How to pitch your startup…
The #1 way to pitch your startup is with a high-speed presentation, that…
- can use numbers to get its point across, but is not actually a numerical argument.
- is a selling aid, not a business-school case study
- is a glossy brochure made flesh, filled with richly-saturated emotional appeals to the audience.
And just in case you haven’t worked it out already, the brochure is you and the audience is potential investors.
But before you try out your pitch on anybody who might conceivably be able to respond, write it all up in a shiny four-page brochure format. If you find yourself unable to do that, be very afraid (because it probably means you’re lacking some important sales skills) – and then immediately find someone who can do it for you. And in fact, lots of people can – the hardest bit is admitting that you can’t do it, and that you need their help.
So, if you find that this is the case, don’t be proud, be effective – see what you’re missing and find a way to beg, borrow or buy it in.
In fact, there are three big reasons for doing this:
- Many potential investors respond better to shiny glossy material in their hand than spoken stuff in their ear
- Many people you pitch to will pass the material on to other investors they know (for a whole variety of reasons)
- Finding effective soundbites for your brochure will help you do the same for your pitch presentation
But what are you actually trying to say? Actually, a pitch says nothing more than:-
“This is the world I see, and it looks totally money.“
Overall, if you’re saying much more than this in a pitch, you’re probably trying too hard. The point of a pitch is to find people who agree with you that what you see is indeed “totally money“, i.e. a great big juicy, succulent, mouth-watering opportunity for everyone involved to get rich several times over. So, work out what the top three reasons why investing in your startup is a fantastic, solid-gold, never-to-happen-again, buy-in-or-kick-yourself-for-the-next-decade good idea, and spend whatever time you have getting those three reasons across to your audience.
A pitch is not the place for carefully-constructed, highly-detailed rebuttals overcoming various sales objections you’ve encountered along the way, it is a place for enthusiasm and excitement. In modern movie terms, it is a Call To Adventure in the Hero Investor’s Journey: given that the second stage is called “Refusal Of The Call”, it is your job to find ways of dragging people past that Refusal by connecting them up with the gift of Supernatural Aid that propels them into your adventure. For example, this might be an article in the Financial Times bigging up your sector, or a shared LinkedIn connection that strongly endorses you at precisely the right moment.
However, what is arguably most important in a pitch is the way that you say all this. If you have never sold anything before in your life before trying to sell shares in your startup, be afraid.

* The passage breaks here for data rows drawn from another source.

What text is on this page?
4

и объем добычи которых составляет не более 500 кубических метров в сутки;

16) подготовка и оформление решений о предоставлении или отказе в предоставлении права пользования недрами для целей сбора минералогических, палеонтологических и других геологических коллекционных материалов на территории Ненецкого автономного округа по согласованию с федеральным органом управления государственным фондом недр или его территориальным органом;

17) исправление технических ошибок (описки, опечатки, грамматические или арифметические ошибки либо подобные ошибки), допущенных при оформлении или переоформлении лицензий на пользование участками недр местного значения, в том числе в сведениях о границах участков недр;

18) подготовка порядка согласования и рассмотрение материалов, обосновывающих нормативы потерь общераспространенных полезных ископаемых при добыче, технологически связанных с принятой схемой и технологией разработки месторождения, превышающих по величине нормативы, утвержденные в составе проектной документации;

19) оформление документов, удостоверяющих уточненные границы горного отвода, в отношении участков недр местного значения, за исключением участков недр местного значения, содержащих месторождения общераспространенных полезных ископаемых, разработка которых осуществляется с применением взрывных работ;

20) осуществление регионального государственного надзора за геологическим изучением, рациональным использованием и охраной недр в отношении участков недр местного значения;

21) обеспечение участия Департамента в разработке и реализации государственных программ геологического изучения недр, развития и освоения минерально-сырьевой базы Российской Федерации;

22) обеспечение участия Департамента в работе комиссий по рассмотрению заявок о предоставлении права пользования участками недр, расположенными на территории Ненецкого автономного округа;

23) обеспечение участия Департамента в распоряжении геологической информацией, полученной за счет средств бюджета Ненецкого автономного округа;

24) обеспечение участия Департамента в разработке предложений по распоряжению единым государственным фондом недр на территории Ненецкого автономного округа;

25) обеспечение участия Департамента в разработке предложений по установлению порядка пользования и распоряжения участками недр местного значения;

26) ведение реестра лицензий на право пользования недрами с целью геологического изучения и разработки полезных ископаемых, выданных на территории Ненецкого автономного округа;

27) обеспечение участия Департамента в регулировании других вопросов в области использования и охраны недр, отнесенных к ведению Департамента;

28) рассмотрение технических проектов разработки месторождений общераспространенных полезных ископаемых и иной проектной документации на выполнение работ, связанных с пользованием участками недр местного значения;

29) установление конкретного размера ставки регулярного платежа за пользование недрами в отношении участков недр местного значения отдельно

Few salesmen are particularly good at selling big-ticket items – and, let’s face it, a startup is (even at this early stage in its lifetime) a very big ticket item, making it a very hard sell.
So if you’re an entrepreneur trying to do this, look over at your bookshelf. If what you see says “Agile Development With Rails (4th Edition)”, “Linux Device Drivers, Third Edition”, “Programming Perl” or (dare I say it) “The Lean Startup”, I can only suggest that you consider broadening your repertoire… and fast. Say, “Close Every Sale” by Joe Girard, “Secrets of Closing the Sale” by Zig Ziglar, “Presentation Zen” by Garr Reynolds, “Mastering the Complex Sale” by Jeff Thull… you get the idea.
Put another way, you wouldn’t put yourself in the seat of an F1 car without a lot of training beforehand… and standing in front of a room of investors is a high-octane context where the stakes are high, one where people in the audience expect to be sold to vigorously (and to resist just as vigorously). And you’re just going to wing it, like you’re talking to some mates down the pub? Riiiiiight.
The big modern mythology that has polluted this whole discourse is that “some ideas are so powerful that they sell themselves“. Well… it may indeed be the case that this is true for one or two ideas in a generation. But please take this on board: it’s not personal, but the chances that your (say) urban social media hack falls into that extraordinarily elect group is basically at lottery-like low levels of probability. But you aren’t Mark Zuckerberg, your startup isn’t Facebook, so trying to achieve your success by emulating his outlier success is hopefulness bordering on idiocy. Let’s face it: you’re probably going to have to take a slightly different route.
If you’re an entrepreneur, 95% of what you do is now sales. If you don’t like that, tough luck – at some stage, you’re going to have to get over it, and get with the programme. Learn from people who really know how to sell. And then sell like you really mean it – because you do.